David was quiet for a few seconds. He was minded to say a lot in reply but he told Martin that he would be happy to arrive at lunch time.

‘We can take it from there’, he said and they hung up with a note of relief in Martin’s voice. David had no intention of leaving early. If he was going to join this little
business and its owners, he was going to earn his keep from the first. Whilst resting between packing cases, he laid out the situation to King Offenbach and asked if he would be willing to come
along with him.

‘I’m afraid it’s New Year’s Eve’, he said, ‘and I’ll quite understand if you can’t make it.’

‘No problem for me. I won’t get put to work for a couple of days yet and I’d be happy to help sort things out for your friends. You know, we get a whole lot of this protection
racket business in the States, and you’d be amazed at the number of Mom and Pop stores as we call them, which will put up with any amount of abuse. I understand why, it just makes me mad as
hell at these sleazebags.’

‘I’m relieved, King, and grateful already. But I suppose we need some sort of plan how to handle things.’

‘Hell, no’, King chuckled, ‘my advice is to play things off the bat and you’ll find the right way’. It will come to you soon as you get started talking to these
guys. I’ll keep a back seat, but remember you‘ll have all the backup you need.’

So it was that when David turned up again in Bayswater at around noon on New Year’s Eve, he was accompanied by a tall, lithe black American whom he introduced as a friend from Oxford days,
just over in London on a business trip. Martin received this news with equanimity. Sol, in full character, turned on his most boisterous welcome and was as genially dominating as before, but David
wondered how much he was dreading the arrival of his next visitors.

They had lunch together as a foursome in a nearby pub, exchanging small talk, returning promptly to the office. As the afternoon wore on, Martin responded to a request from King to show him
something of the firm’s export financing systems and David was surprised to see King absorb himself in the detail with evident relish. He himself was then rescued by Sol, who beamed at him
and announced that this was their opportunity to have a little talk in private. He led the way up the spiral staircase and they entered the upstairs meeting area which seemed larger than David
remembered.
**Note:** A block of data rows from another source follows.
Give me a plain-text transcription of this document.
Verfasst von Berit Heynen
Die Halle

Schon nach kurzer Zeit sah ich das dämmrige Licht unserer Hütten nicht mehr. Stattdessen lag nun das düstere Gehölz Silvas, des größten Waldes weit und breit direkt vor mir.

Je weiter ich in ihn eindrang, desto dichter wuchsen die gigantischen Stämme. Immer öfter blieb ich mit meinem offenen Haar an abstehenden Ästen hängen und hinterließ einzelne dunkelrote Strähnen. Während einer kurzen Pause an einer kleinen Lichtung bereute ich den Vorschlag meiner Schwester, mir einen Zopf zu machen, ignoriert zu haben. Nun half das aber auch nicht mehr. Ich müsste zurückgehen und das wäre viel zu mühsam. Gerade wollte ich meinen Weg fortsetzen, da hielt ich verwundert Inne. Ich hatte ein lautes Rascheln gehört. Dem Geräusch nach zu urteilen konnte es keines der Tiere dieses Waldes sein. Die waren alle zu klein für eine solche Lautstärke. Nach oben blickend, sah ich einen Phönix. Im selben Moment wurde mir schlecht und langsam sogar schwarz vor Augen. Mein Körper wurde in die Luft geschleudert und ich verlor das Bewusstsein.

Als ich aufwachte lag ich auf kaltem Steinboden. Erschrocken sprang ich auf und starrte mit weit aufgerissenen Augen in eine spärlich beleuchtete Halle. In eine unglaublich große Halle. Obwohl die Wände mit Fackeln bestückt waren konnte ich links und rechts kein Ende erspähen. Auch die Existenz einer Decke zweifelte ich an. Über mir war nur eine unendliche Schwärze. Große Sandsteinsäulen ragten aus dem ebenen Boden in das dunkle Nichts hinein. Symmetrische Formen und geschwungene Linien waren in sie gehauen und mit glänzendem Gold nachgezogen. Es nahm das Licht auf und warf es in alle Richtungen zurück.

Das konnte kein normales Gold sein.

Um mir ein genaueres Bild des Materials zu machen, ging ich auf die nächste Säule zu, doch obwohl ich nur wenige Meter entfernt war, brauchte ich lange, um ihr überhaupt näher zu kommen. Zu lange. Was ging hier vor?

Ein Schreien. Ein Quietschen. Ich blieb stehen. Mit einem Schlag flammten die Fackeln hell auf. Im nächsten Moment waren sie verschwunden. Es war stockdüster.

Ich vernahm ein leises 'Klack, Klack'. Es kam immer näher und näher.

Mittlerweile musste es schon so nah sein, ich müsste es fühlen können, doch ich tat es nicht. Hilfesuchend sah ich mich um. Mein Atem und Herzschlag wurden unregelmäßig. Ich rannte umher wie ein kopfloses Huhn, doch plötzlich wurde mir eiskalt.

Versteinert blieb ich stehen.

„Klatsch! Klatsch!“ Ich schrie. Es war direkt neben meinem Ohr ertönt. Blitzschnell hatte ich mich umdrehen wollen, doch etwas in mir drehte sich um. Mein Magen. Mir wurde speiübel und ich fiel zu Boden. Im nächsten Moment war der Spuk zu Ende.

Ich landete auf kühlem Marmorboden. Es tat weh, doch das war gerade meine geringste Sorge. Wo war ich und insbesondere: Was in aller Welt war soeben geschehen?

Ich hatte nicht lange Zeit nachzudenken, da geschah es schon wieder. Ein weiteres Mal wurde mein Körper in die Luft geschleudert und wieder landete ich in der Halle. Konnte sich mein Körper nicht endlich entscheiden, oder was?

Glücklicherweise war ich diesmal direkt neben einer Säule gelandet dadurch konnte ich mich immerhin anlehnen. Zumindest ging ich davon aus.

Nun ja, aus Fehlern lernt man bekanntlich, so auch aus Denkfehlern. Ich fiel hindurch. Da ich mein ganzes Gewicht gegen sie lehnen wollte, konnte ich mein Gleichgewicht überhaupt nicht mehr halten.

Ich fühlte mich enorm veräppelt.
They sat facing each other across the table which centred in the room. Sol became suddenly earnest and produced from under his arm a well used folder which he announced as being the
source of all necessary information on Kirchoff and Son.

‘Davy’, he said, ‘the guiding principles of any business, be it ICI or a market stall, is that you must have a product which people want to buy, and secondly, you must cherish
your customers. Everything else flows from these two commandments. Now in our case, you might think that the product is to be found within these pages’, and he riffled through a kaleidoscope
of ploughs, tractors and trailers interspersed with endless obscure widgets. ‘But it’s not. All these products are important for sure but for us, Davy, our business is the total service
which we provide to bring these things to our customers all over the world.’

David felt patronised. ‘Sol,’ he replied, ‘I already know that your business is in export trading. You don’t have to make a mystery out of it.’

‘Fair enough and I stand rebuked,’ he shot back with a disarming grin, ‘and yet that’s my very point. I don’t seek to make a mystery. I just want you to understand
my philosophy, which is that if you look after the customer, he will in turn look after us.’ He laid emphasis on that final word, ‘us’, and then he sat back in his chair to look
David in the eye. Both of them knew what was coming next.

‘Davy’, he said, ‘I’m going to suggest that it’s time for both of us to take a little gamble. You need a job. You don’t really know what. You have been
imagining that you will go to work one day for some big shot colossus where you’ll wear sharp suits and eat one day in the senior staff canteen. You’ve never dreamt of throwing in your
lot with some little Jewish outfit. What will the family say?’

‘I don’t have a family.’

‘Sure. I know that. And I didn’t say it to offend. But you know what I mean, Davy. You come to work for Kirchoff and Son, and tongues will wag. No?’